Two LSTM layers and one dense at the end to predict the time steps. The validation loss and the loss are descending quite well; what I see when I train the network is the following output:

4s - loss: 3.8233 - val_loss: 0.6118
Epoch 2/100
3s - loss: 3.4985 - val_loss: 0.6668
Epoch 3/100
3s - loss: 3.1761 - val_loss: 0.6724
Epoch 4/100
3s - loss: 2.7586 - val_loss: 0.5258
Epoch 5/100
3s - loss: 2.3404 - val_loss: 0.3424
Epoch 6/100
3s - loss: 2.0137 - val_loss: 0.2554
Epoch 7/100
3s - loss: 1.7479 - val_loss: 0.1697
Epoch 8/100
3s - loss: 1.5935 - val_loss: 0.1564
Epoch 9/100
3s - loss: 1.3824 - val_loss: 0.1206
Epoch 10/100
3s - loss: 1.2645 - val_loss: 0.0699
Epoch 11/100
3s - loss: 1.1752 - val_loss: 0.0619
Epoch 12/100
3s - loss: 1.1283 - val_loss: 0.0711

And so on (until early stop kills everything).

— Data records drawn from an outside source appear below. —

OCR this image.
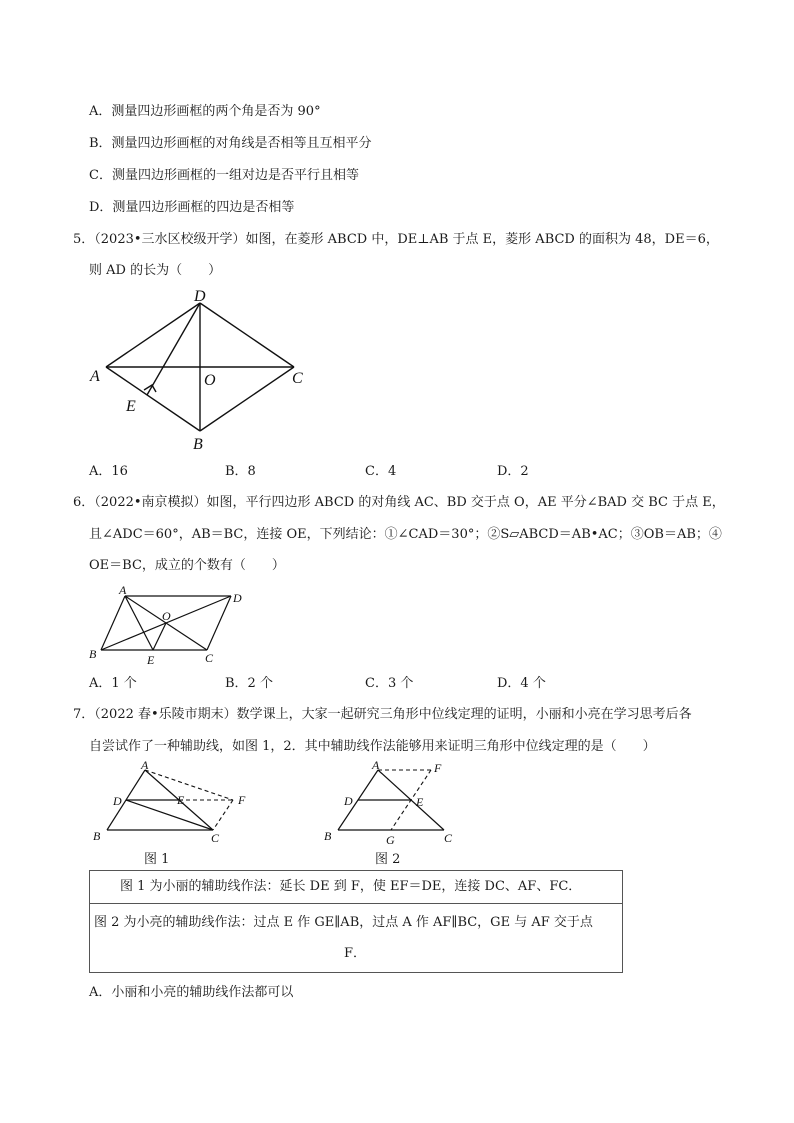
A．测量四边形画框的两个角是否为 90°
B．测量四边形画框的对角线是否相等且互相平分
C．测量四边形画框的一组对边是否平行且相等
D．测量四边形画框的四边是否相等
5．（2023•三水区校级开学）如图，在菱形 ABCD 中，DE⊥AB 于点 E，菱形 ABCD 的面积为 48，DE＝6，
则 AD 的长为（　　）
D
A	O	C
E
B
A．16	B．8	C．4	D．2
6．（2022•南京模拟）如图，平行四边形 ABCD 的对角线 AC、BD 交于点 O，AE 平分∠BAD 交 BC 于点 E，
且∠ADC＝60°，AB＝BC，连接 OE，下列结论：①∠CAD＝30°；②S▱ABCD＝AB•AC；③OB＝AB；④
OE＝BC，成立的个数有（　　）
A
D
O
B	E	C
A．1 个	B．2 个	C．3 个	D．4 个
7．（2022 春•乐陵市期末）数学课上，大家一起研究三角形中位线定理的证明，小丽和小亮在学习思考后各
自尝试作了一种辅助线，如图 1，2．其中辅助线作法能够用来证明三角形中位线定理的是（　　）
A
D	E	F
B	C
图 1
A	F
D	E
B	G	C
图 2
图 1 为小丽的辅助线作法：延长 DE 到 F，使 EF＝DE，连接 DC、AF、FC．
图 2 为小亮的辅助线作法：过点 E 作 GE∥AB，过点 A 作 AF∥BC，GE 与 AF 交于点
F．
A．小丽和小亮的辅助线作法都可以
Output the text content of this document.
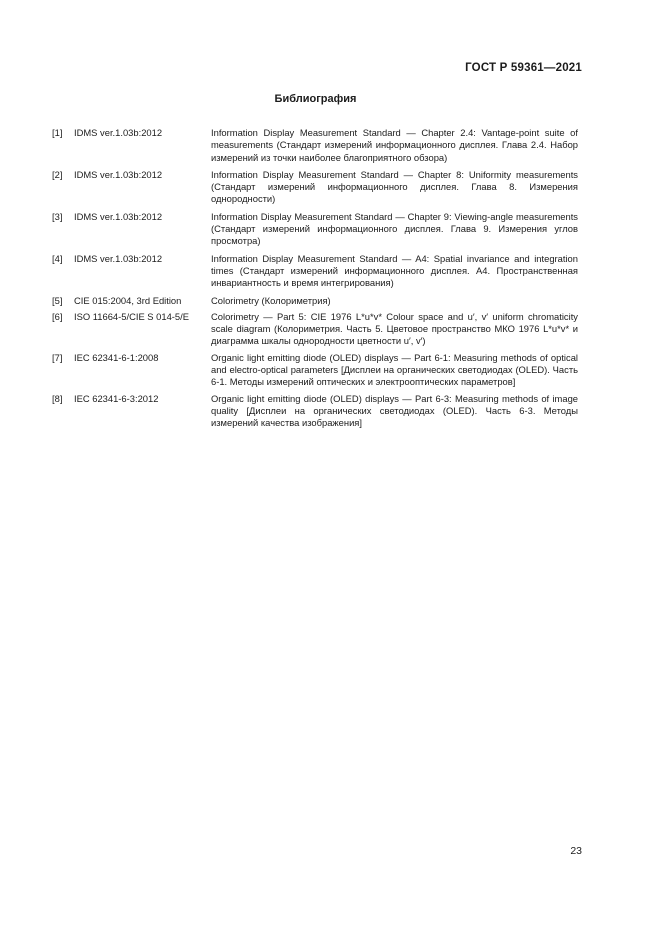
ГОСТ Р 59361—2021
Библиография
[1]	IDMS ver.1.03b:2012	Information Display Measurement Standard — Chapter 2.4: Vantage-point suite of measurements (Стандарт измерений информационного дисплея. Глава 2.4. Набор измерений из точки наиболее благоприятного обзора)
[2]	IDMS ver.1.03b:2012	Information Display Measurement Standard — Chapter 8: Uniformity measurements (Стандарт измерений информационного дисплея. Глава 8. Измерения однородности)
[3]	IDMS ver.1.03b:2012	Information Display Measurement Standard — Chapter 9: Viewing-angle measurements (Стандарт измерений информационного дисплея. Глава 9. Измерения углов просмотра)
[4]	IDMS ver.1.03b:2012	Information Display Measurement Standard — A4: Spatial invariance and integration times (Стандарт измерений информационного дисплея. А4. Пространственная инвариантность и время интегрирования)
[5]	CIE 015:2004, 3rd Edition	Colorimetry (Колориметрия)
[6]	ISO 11664-5/CIE S 014-5/E	Colorimetry — Part 5: CIE 1976 L*u*v* Colour space and u′, v′ uniform chromaticity scale diagram (Колориметрия. Часть 5. Цветовое пространство МКО 1976 L*u*v* и диаграмма шкалы однородности цветности u′, v′)
[7]	IEC 62341-6-1:2008	Organic light emitting diode (OLED) displays — Part 6-1: Measuring methods of optical and electro-optical parameters [Дисплеи на органических светодиодах (OLED). Часть 6-1. Методы измерений оптических и электрооптических параметров]
[8]	IEC 62341-6-3:2012	Organic light emitting diode (OLED) displays — Part 6-3: Measuring methods of image quality [Дисплеи на органических светодиодах (OLED). Часть 6-3. Методы измерений качества изображения]
23
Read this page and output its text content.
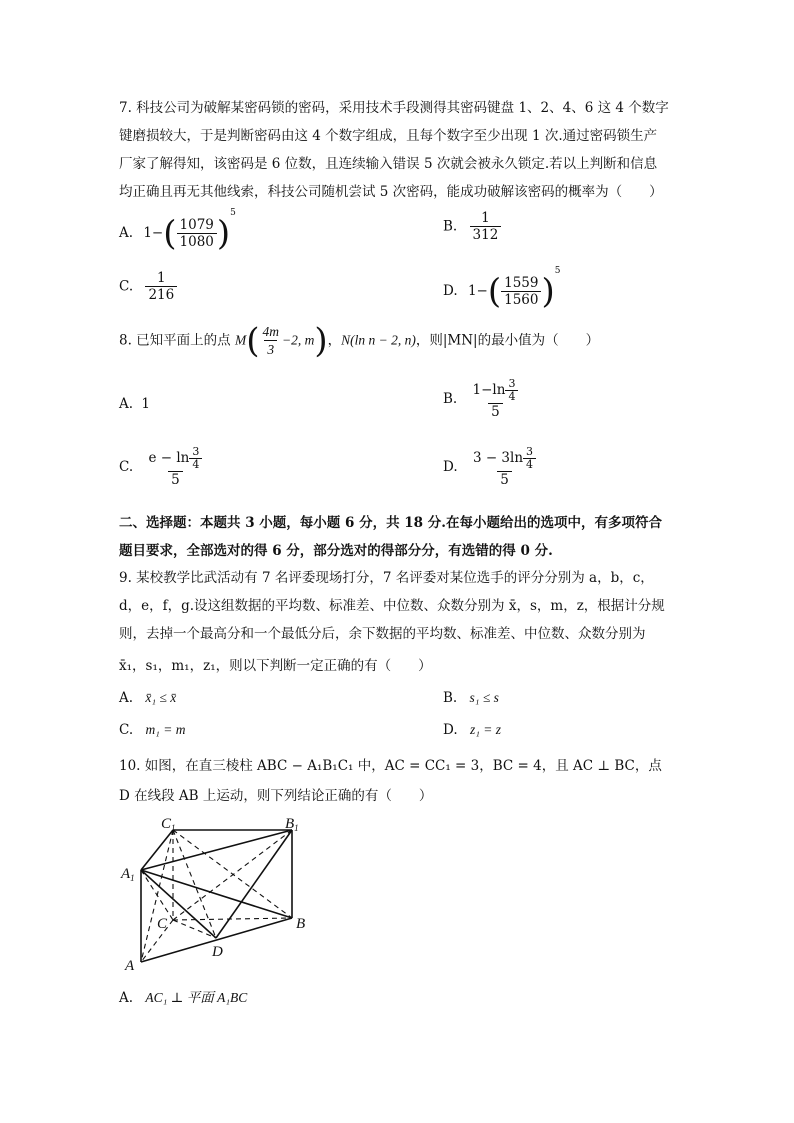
7. 科技公司为破解某密码锁的密码，采用技术手段测得其密码键盘 1、2、4、6 这 4 个数字
键磨损较大，于是判断密码由这 4 个数字组成，且每个数字至少出现 1 次.通过密码锁生产
厂家了解得知，该密码是 6 位数，且连续输入错误 5 次就会被永久锁定.若以上判断和信息
均正确且再无其他线索，科技公司随机尝试 5 次密码，能成功破解该密码的概率为（　　）
A. $1-( \frac{1079}{1080} )^5$
B. $\frac{1}{312}$
C. $\frac{1}{216}$	D. $1-( \frac{1559}{1560} )^5$
8. 已知平面上的点 $M( \frac{4m}{3} -2$, m)，N(ln n − 2, n)，则|MN|的最小值为（　　）
A. 1	B. $\frac{1-\ln \frac{3}{4}}{5}$
C. $\frac{e - \ln \frac{3}{4}}{5}$	D. $\frac{3 - 3\ln \frac{3}{4}}{5}$
二、选择题：本题共 3 小题，每小题 6 分，共 18 分.在每小题给出的选项中，有多项符合
题目要求，全部选对的得 6 分，部分选对的得部分分，有选错的得 0 分.
9. 某校教学比武活动有 7 名评委现场打分，7 名评委对某位选手的评分分别为 a，b，c，
d，e，f，g.设这组数据的平均数、标准差、中位数、众数分别为 x̄，s，m，z，根据计分规
则，去掉一个最高分和一个最低分后，余下数据的平均数、标准差、中位数、众数分别为
x̄₁，s₁，m₁，z₁，则以下判断一定正确的有（　　）
A. x̄₁ ≤ x̄	B. s₁ ≤ s
C. m₁ = m	D. z₁ = z
10. 如图，在直三棱柱 ABC − A₁B₁C₁ 中，AC = CC₁ = 3，BC = 4，且 AC ⊥ BC，点
D 在线段 AB 上运动，则下列结论正确的有（　　）
$C_1$	$B_1$
$A_1$
C	B
A
D
A. AC₁ ⊥ 平面 A₁BC
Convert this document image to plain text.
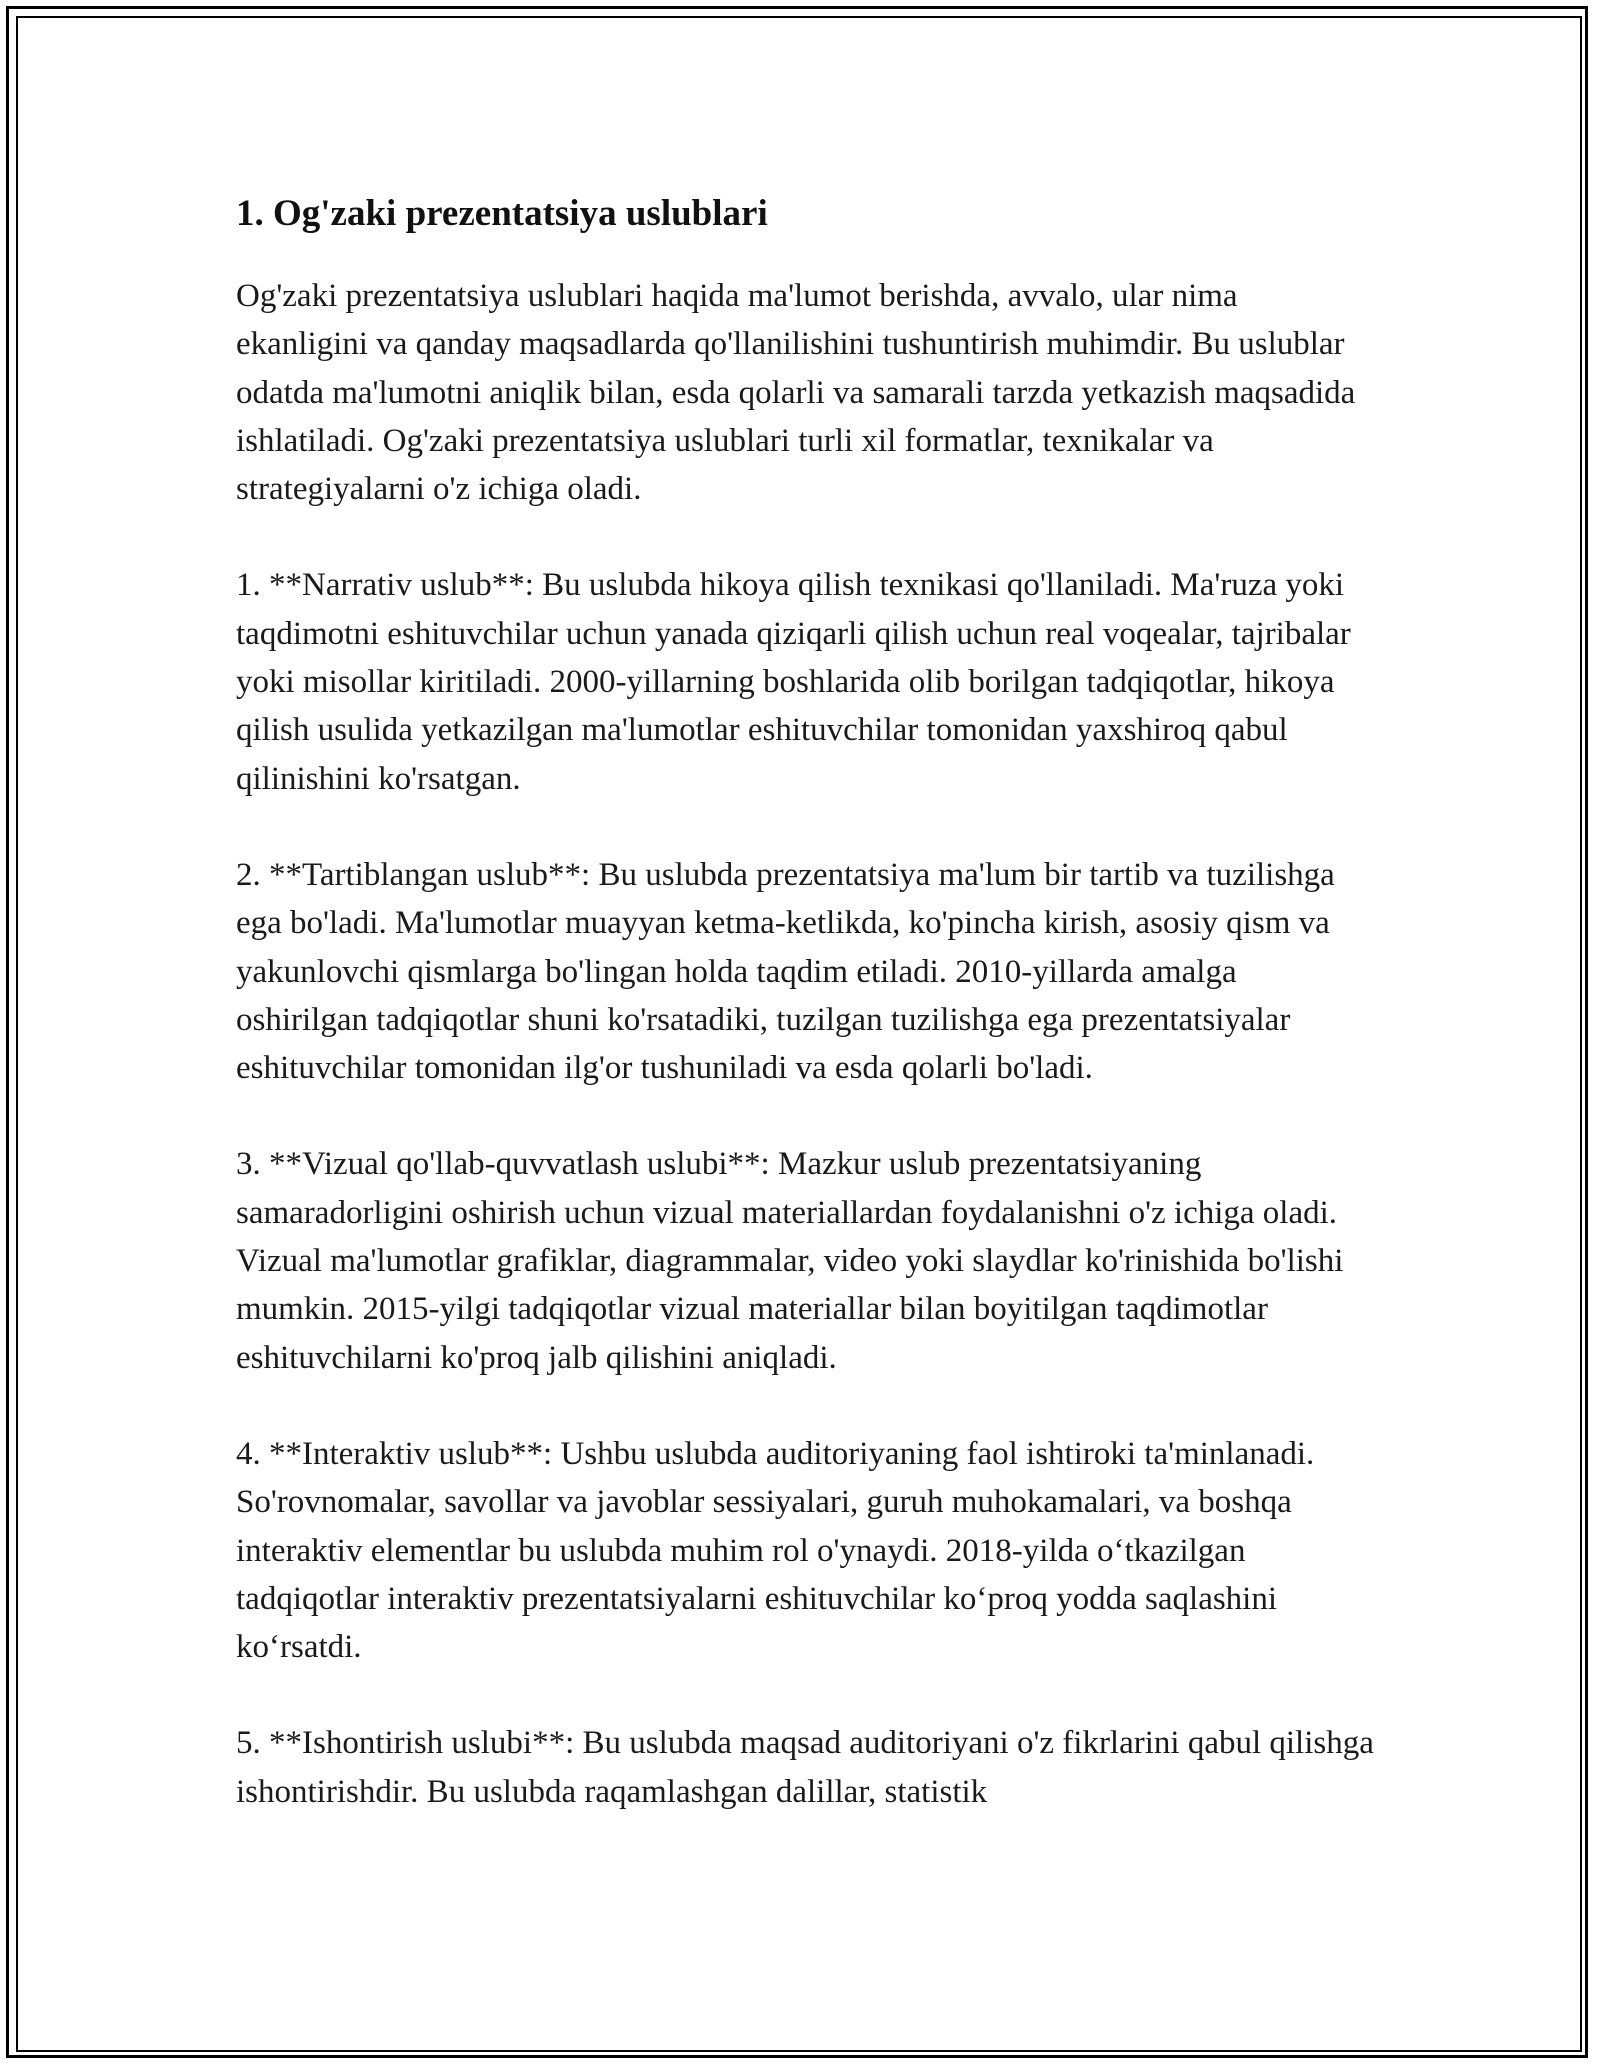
1. Og'zaki prezentatsiya uslublari

Og'zaki prezentatsiya uslublari haqida ma'lumot berishda, avvalo, ular nima ekanligini va qanday maqsadlarda qo'llanilishini tushuntirish muhimdir. Bu uslublar odatda ma'lumotni aniqlik bilan, esda qolarli va samarali tarzda yetkazish maqsadida ishlatiladi. Og'zaki prezentatsiya uslublari turli xil formatlar, texnikalar va strategiyalarni o'z ichiga oladi.

1. **Narrativ uslub**: Bu uslubda hikoya qilish texnikasi qo'llaniladi. Ma'ruza yoki taqdimotni eshituvchilar uchun yanada qiziqarli qilish uchun real voqealar, tajribalar yoki misollar kiritiladi. 2000-yillarning boshlarida olib borilgan tadqiqotlar, hikoya qilish usulida yetkazilgan ma'lumotlar eshituvchilar tomonidan yaxshiroq qabul qilinishini ko'rsatgan.

2. **Tartiblangan uslub**: Bu uslubda prezentatsiya ma'lum bir tartib va tuzilishga ega bo'ladi. Ma'lumotlar muayyan ketma-ketlikda, ko'pincha kirish, asosiy qism va yakunlovchi qismlarga bo'lingan holda taqdim etiladi. 2010-yillarda amalga oshirilgan tadqiqotlar shuni ko'rsatadiki, tuzilgan tuzilishga ega prezentatsiyalar eshituvchilar tomonidan ilg'or tushuniladi va esda qolarli bo'ladi.

3. **Vizual qo'llab-quvvatlash uslubi**: Mazkur uslub prezentatsiyaning samaradorligini oshirish uchun vizual materiallardan foydalanishni o'z ichiga oladi. Vizual ma'lumotlar grafiklar, diagrammalar, video yoki slaydlar ko'rinishida bo'lishi mumkin. 2015-yilgi tadqiqotlar vizual materiallar bilan boyitilgan taqdimotlar eshituvchilarni ko'proq jalb qilishini aniqladi.

4. **Interaktiv uslub**: Ushbu uslubda auditoriyaning faol ishtiroki ta'minlanadi. So'rovnomalar, savollar va javoblar sessiyalari, guruh muhokamalari, va boshqa interaktiv elementlar bu uslubda muhim rol o'ynaydi. 2018-yilda oʻtkazilgan tadqiqotlar interaktiv prezentatsiyalarni eshituvchilar koʻproq yodda saqlashini koʻrsatdi.

5. **Ishontirish uslubi**: Bu uslubda maqsad auditoriyani o'z fikrlarini qabul qilishga ishontirishdir. Bu uslubda raqamlashgan dalillar, statistik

After the training step, I try to do some predictions, here the results: enter image description hereenter image description here enter image description here enter image description here

Not even close.

I tried to find the best hyperparamters with hyperopt, here the configuration I used (maybe I am wrong on the dimension of the network):

fspace = {
        'SEQ_LEN': hp.choice('SEQ_LEN', range(5, 48)),
        'NODES_L1': hp.choice('NODES_L1', range(1, 80)),
        'NODES_L2': hp.choice('NODES_L2', range(1, 80)),
        'DROPOUT_L1': hp.uniform('DROPOUT_L1', 0.05, 0.8),
        'DROPOUT_L2': hp.uniform('DROPOUT_L2', 0.05, 0.8),
        'BATCH_SIZE': hp.choice('BATCH_SIZE', range(25, 150)),
        'ACTIVATION_L1': hp.choice('ACTIVATION_L1', ['relu', 'tanh']),
        'ACTIVATION_L2': hp.choice('ACTIVATION_L2', ['relu', 'tanh']),
        'EPOCHS': hp.choice('EPOCHS', range(15, 1000))
    }

Where SEQ_LEN is the number of T timesteps used as features.

The question is: how can I improve my process? What I am doing wrong? I double checked my code and all data seems to be loaded correctly, so I think it's a methodological problem.